Slow painting

Sunday 27 April 2008

Lime-induced chlorosis

The things one learns from an allotment. I'm fairly certain this is what is afflicting some of our new raspberry canes. We planted them last year. One didn't make it through the winter. Another has had a tough start because the family man-with-strimmer keeps razing it to the ground when he powers by on grass-cutting duty. This year, as the canes have started to really pull away, it's become very obvious that all is not well with two of them - perhaps significantly the canes nearest the grass edge of the plot.

So we have healthy canes:




And these pale yellow specimens:













By chance this week I received free with an order of other soft fruit from the wonderful Ken Muir a book called 'Grown Your Own Fruit'. Although I must have read about yellowing raspberry leaves in the other gardening bibles I own, it took the nice photos of raspberry ailments in Ken's book to make the penny drop. I gather I now need to apply the wonderfully-named Flowers of Sulphur.

Oniony things

If there's one thing we can grow it's shallots. Whatever else has failed, shallots have stuck with us every year. I'm rather partial to them for being so obliging - as well as liking them in cooking. So we've got two long rows this year, one of 'Jermor', and the other of 'Topper'. We put them in 2 weeks ago, as pictured, and this week they're already sprouting robust green shoots.

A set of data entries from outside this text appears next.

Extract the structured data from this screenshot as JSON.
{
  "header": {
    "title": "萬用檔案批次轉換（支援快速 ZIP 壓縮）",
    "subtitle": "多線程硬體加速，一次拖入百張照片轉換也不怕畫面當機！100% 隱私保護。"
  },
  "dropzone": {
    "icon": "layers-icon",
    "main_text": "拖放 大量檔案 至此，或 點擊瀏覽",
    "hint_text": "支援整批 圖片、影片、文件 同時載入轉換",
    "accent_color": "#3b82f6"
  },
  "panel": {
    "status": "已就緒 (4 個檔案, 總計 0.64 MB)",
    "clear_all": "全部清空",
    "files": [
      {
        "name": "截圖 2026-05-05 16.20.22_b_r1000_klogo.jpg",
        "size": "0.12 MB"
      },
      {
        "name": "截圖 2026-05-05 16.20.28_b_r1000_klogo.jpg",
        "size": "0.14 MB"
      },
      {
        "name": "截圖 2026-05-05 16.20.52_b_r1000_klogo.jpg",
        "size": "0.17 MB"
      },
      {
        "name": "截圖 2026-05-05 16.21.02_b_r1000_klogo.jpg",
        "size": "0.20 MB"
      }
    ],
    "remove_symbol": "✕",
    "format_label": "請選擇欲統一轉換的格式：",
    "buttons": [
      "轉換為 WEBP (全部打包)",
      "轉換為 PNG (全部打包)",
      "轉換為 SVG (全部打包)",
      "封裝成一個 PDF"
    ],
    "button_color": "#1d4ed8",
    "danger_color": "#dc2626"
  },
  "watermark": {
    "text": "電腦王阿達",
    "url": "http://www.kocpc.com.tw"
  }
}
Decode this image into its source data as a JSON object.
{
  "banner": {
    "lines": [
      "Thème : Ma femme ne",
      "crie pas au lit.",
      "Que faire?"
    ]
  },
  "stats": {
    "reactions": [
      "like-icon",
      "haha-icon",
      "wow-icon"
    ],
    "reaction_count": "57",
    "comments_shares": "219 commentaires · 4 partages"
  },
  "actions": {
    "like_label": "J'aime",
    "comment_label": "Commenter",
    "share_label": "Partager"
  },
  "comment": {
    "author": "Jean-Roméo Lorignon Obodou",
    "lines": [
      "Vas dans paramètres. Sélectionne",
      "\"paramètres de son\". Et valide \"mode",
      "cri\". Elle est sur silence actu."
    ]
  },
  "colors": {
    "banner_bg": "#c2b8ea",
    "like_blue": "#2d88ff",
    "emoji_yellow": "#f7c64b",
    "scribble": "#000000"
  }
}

To the right of the shallots is our winter garlic crop. I wonder if we've planted too much. Unlike shallots, there's only so much garlic one family can eat. I imagine we'll be distributing our largesse to friends.

In the beginning

The beginning was actually a while ago - five years this spring. In five years some people go from weedy allotment to model plot supplying the family with all its fruit and vegetable needs. Not us - we're on a different timetable, of fitting in allotment life alongside family life. Sometimes, looking at photos from these years, I think that the only thing we've grown successfully have been our children, but I'm happy with that priority.

I've been thinking of allotment blogging for some time, but the thing that really spurred me on was an article in the Spring 2008 edition of 'The Organic Way', the journal of Garden Organic. It looked so enticing on the cover - 'The Slow Allotment'. "That's us!" I thought, and turned eagerly to page 42. Not so. I learned from this article that we shouldn't have an allotment at all: that allotments cannot be 'an extension to the school run', and '2 or 2.5 hours a week? Never!'

Well, some weeks 2 hours is all we have to spend on our allotment. Five years has been quite a slog of getting to where we are, and some years we've made progress:


While other years things have been a bit more frilly around the edges:

Last summer in particular was BAD. A wet June and first half of July, then a house exchange for a month with non-gardening exchange partners. But this spring we're up and running.

With some pretty strenuous digging over the past month to reclaim parts that were overgrown when we inherited the plot, we've added clear ground for another bed, and feel that things are taking shape. I'm glad we've taken time to get the measure of the plot. I now know where the sun falls at what time of day and in the different seasons. I know the different weeds that afflict different parts of the plot, and what I can plant there that won't be too disturbed by their removal. We enjoy our escape to the allotment when we take time out from the busy-ness of work, school, children's music and the general domestic round. So slow growing it is.